If a ball is thrown in the air with an initial height of 3 feet, and if the ball remains in the air for 4 seconds, then accurate to the nearest foot, how high did it go? Remember, the acceleration due to gravity on Earth is \( -32 \mathrm{ft} / \mathrm{sec}^{2} \). [? ] feet

To determine the maximum height reached by the ball, we'll use the kinematic equation for vertical motion: \[ h(t) = h_0 + v_0 t - \frac{1}{2} g t^2 \] where: - \( h(t) \) is the height at time \( t \), - \( h_0 = 3 \) (initial height), - \( v_0 \) is the initial velocity, - \( g = 32 \, \text{ft/sec}^2 \) (the acceleration due to gravity).
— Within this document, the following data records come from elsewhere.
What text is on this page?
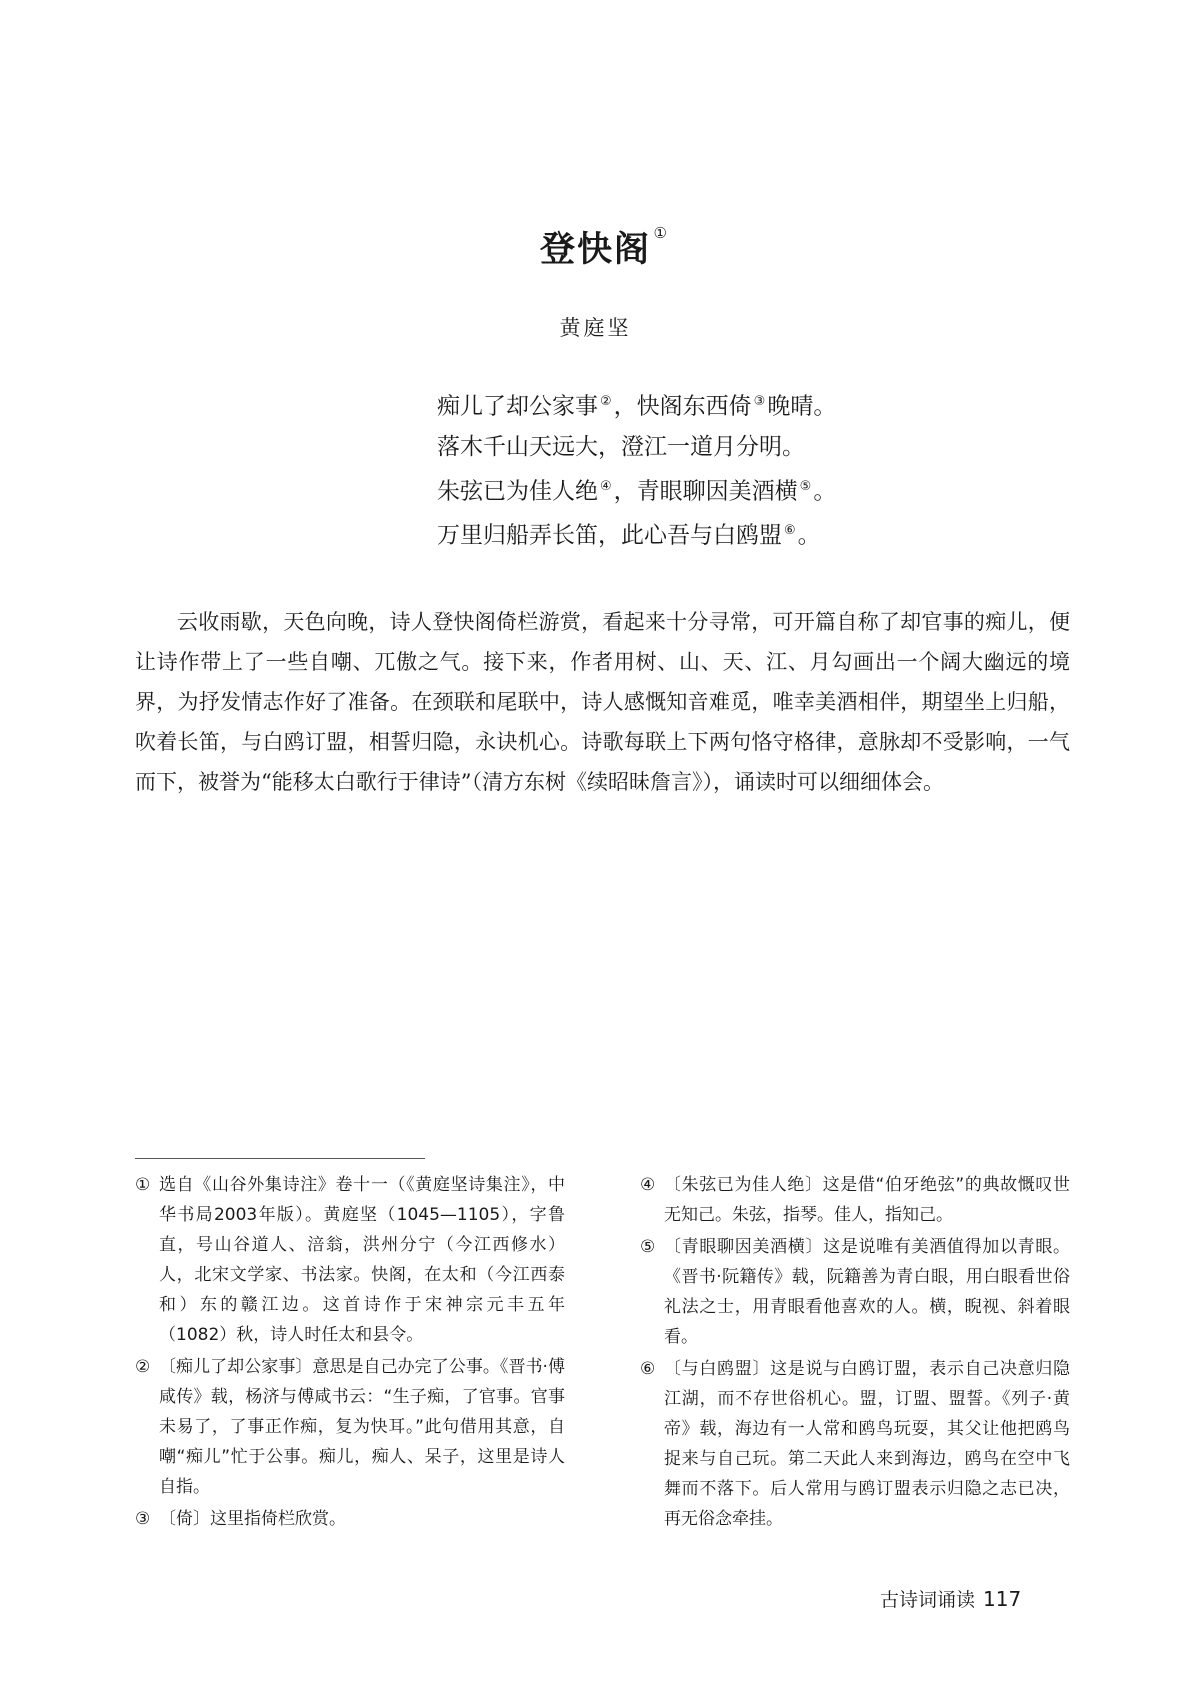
登快阁 ①
黄庭坚
痴儿了却公家事 ②，快阁东西倚 ③晚晴。
落木千山天远大，澄江一道月分明。
朱弦已为佳人绝 ④，青眼聊因美酒横 ⑤。
万里归船弄长笛，此心吾与白鸥盟 ⑥。

云收雨歇，天色向晚，诗人登快阁倚栏游赏，看起来十分寻常，可开篇自称了却官事的痴儿，便让诗作带上了一些自嘲、兀傲之气。接下来，作者用树、山、天、江、月勾画出一个阔大幽远的境界，为抒发情志作好了准备。在颈联和尾联中，诗人感慨知音难觅，唯幸美酒相伴，期望坐上归船，吹着长笛，与白鸥订盟，相誓归隐，永诀机心。诗歌每联上下两句恪守格律，意脉却不受影响，一气而下，被誉为“能移太白歌行于律诗”（清方东树《续昭昧詹言》），诵读时可以细细体会。

① 选自《山谷外集诗注》卷十一（《黄庭坚诗集注》，中华书局2003年版）。黄庭坚（1045—1105），字鲁直，号山谷道人、涪翁，洪州分宁（今江西修水）人，北宋文学家、书法家。快阁，在太和（今江西泰和）东的赣江边。这首诗作于宋神宗元丰五年（1082）秋，诗人时任太和县令。
② 〔痴儿了却公家事〕意思是自己办完了公事。《晋书·傅咸传》载，杨济与傅咸书云：“生子痴，了官事。官事未易了，了事正作痴，复为快耳。”此句借用其意，自嘲“痴儿”忙于公事。痴儿，痴人、呆子，这里是诗人自指。
③ 〔倚〕这里指倚栏欣赏。
④ 〔朱弦已为佳人绝〕这是借“伯牙绝弦”的典故慨叹世无知己。朱弦，指琴。佳人，指知己。
⑤ 〔青眼聊因美酒横〕这是说唯有美酒值得加以青眼。《晋书·阮籍传》载，阮籍善为青白眼，用白眼看世俗礼法之士，用青眼看他喜欢的人。横，睨视、斜着眼看。
⑥ 〔与白鸥盟〕这是说与白鸥订盟，表示自己决意归隐江湖，而不存世俗机心。盟，订盟、盟誓。《列子·黄帝》载，海边有一人常和鸥鸟玩耍，其父让他把鸥鸟捉来与自己玩。第二天此人来到海边，鸥鸟在空中飞舞而不落下。后人常用与鸥订盟表示归隐之志已决，再无俗念牵挂。
古诗词诵读 117
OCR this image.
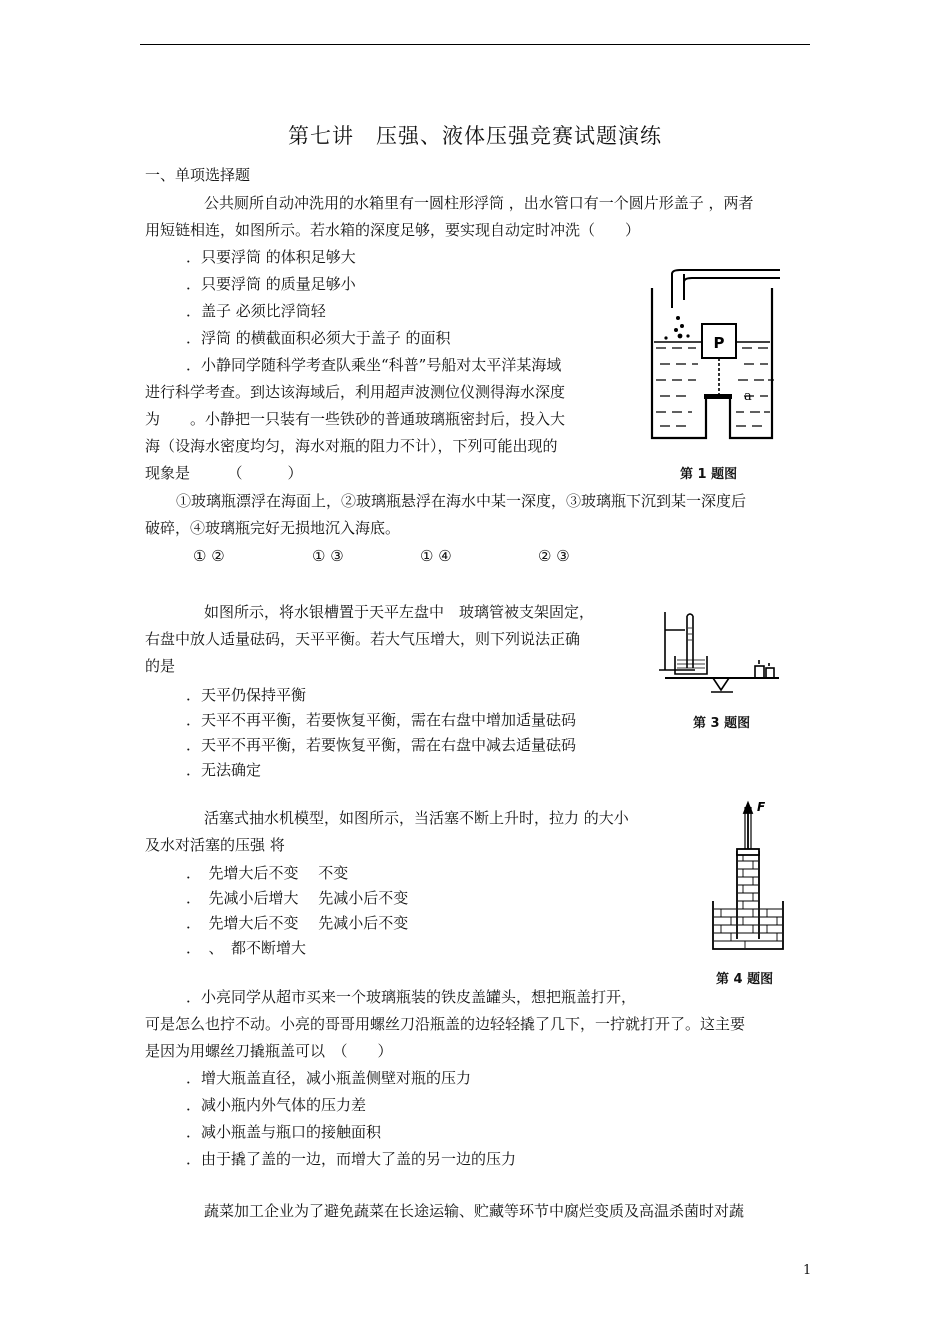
第七讲　压强、液体压强竞赛试题演练
一、单项选择题
公共厕所自动冲洗用的水箱里有一圆柱形浮筒 ，出水管口有一个圆片形盖子 ，两者
用短链相连，如图所示。若水箱的深度足够，要实现自动定时冲洗（　　）
．只要浮筒 的体积足够大
．只要浮筒 的质量足够小
．盖子 必须比浮筒轻
．浮筒 的横截面积必须大于盖子 的面积	P
a
第 1 题图
．小静同学随科学考查队乘坐“科普”号船对太平洋某海域
进行科学考查。到达该海域后，利用超声波测位仪测得海水深度
为　　。小静把一只装有一些铁砂的普通玻璃瓶密封后，投入大
海（设海水密度均匀，海水对瓶的阻力不计），下列可能出现的
现象是　　　（　　　）
①玻璃瓶漂浮在海面上，②玻璃瓶悬浮在海水中某一深度，③玻璃瓶下沉到某一深度后
破碎，④玻璃瓶完好无损地沉入海底。
① ②	① ③	① ④	② ③
如图所示，将水银槽置于天平左盘中　玻璃管被支架固定，
右盘中放人适量砝码，天平平衡。若大气压增大，则下列说法正确
的是
．天平仍保持平衡
．天平不再平衡，若要恢复平衡，需在右盘中增加适量砝码
．天平不再平衡，若要恢复平衡，需在右盘中减去适量砝码
．无法确定
第 3 题图
活塞式抽水机模型，如图所示，当活塞不断上升时，拉力 的大小
及水对活塞的压强 将
．　先增大后不变　 不变
．　先减小后增大　 先减小后不变
．　先增大后不变　 先减小后不变
．　、　都不断增大
F
第 4 题图
．小亮同学从超市买来一个玻璃瓶装的铁皮盖罐头，想把瓶盖打开，
可是怎么也拧不动。小亮的哥哥用螺丝刀沿瓶盖的边轻轻撬了几下，一拧就打开了。这主要
是因为用螺丝刀撬瓶盖可以　（　　）
．增大瓶盖直径，减小瓶盖侧壁对瓶的压力
．减小瓶内外气体的压力差
．减小瓶盖与瓶口的接触面积
．由于撬了盖的一边，而增大了盖的另一边的压力
蔬菜加工企业为了避免蔬菜在长途运输、贮藏等环节中腐烂变质及高温杀菌时对蔬
1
First, we need to find the initial velocity. The ball reaches its highest point at half of the total time, so at \( t = 2 \) seconds. We can set the velocity \( v(t) \) at the highest point to zero: \[ v(t) = v_0 - gt \] Setting \( v(2) = 0: \] \[ 0 = v_0 - 32 \cdot 2 \] \[ v_0 = 64 \, \text{ft/sec} \] Now we can calculate the maximum height at \( t = 2 \): \[ h(2) = 3 + 64 \cdot 2 - \frac{1}{2} \cdot 32 \cdot (2^2) \] \[ h(2) = 3 + 128 - 64 \] \[ h(2) = 67 \, \text{feet} \] Thus, the maximum height the ball reached is approximately **67 feet**. Do keep in mind, if the ball is in the air for 4 seconds, it means it returns to the initial height after 4 seconds, confirming our math was spot on!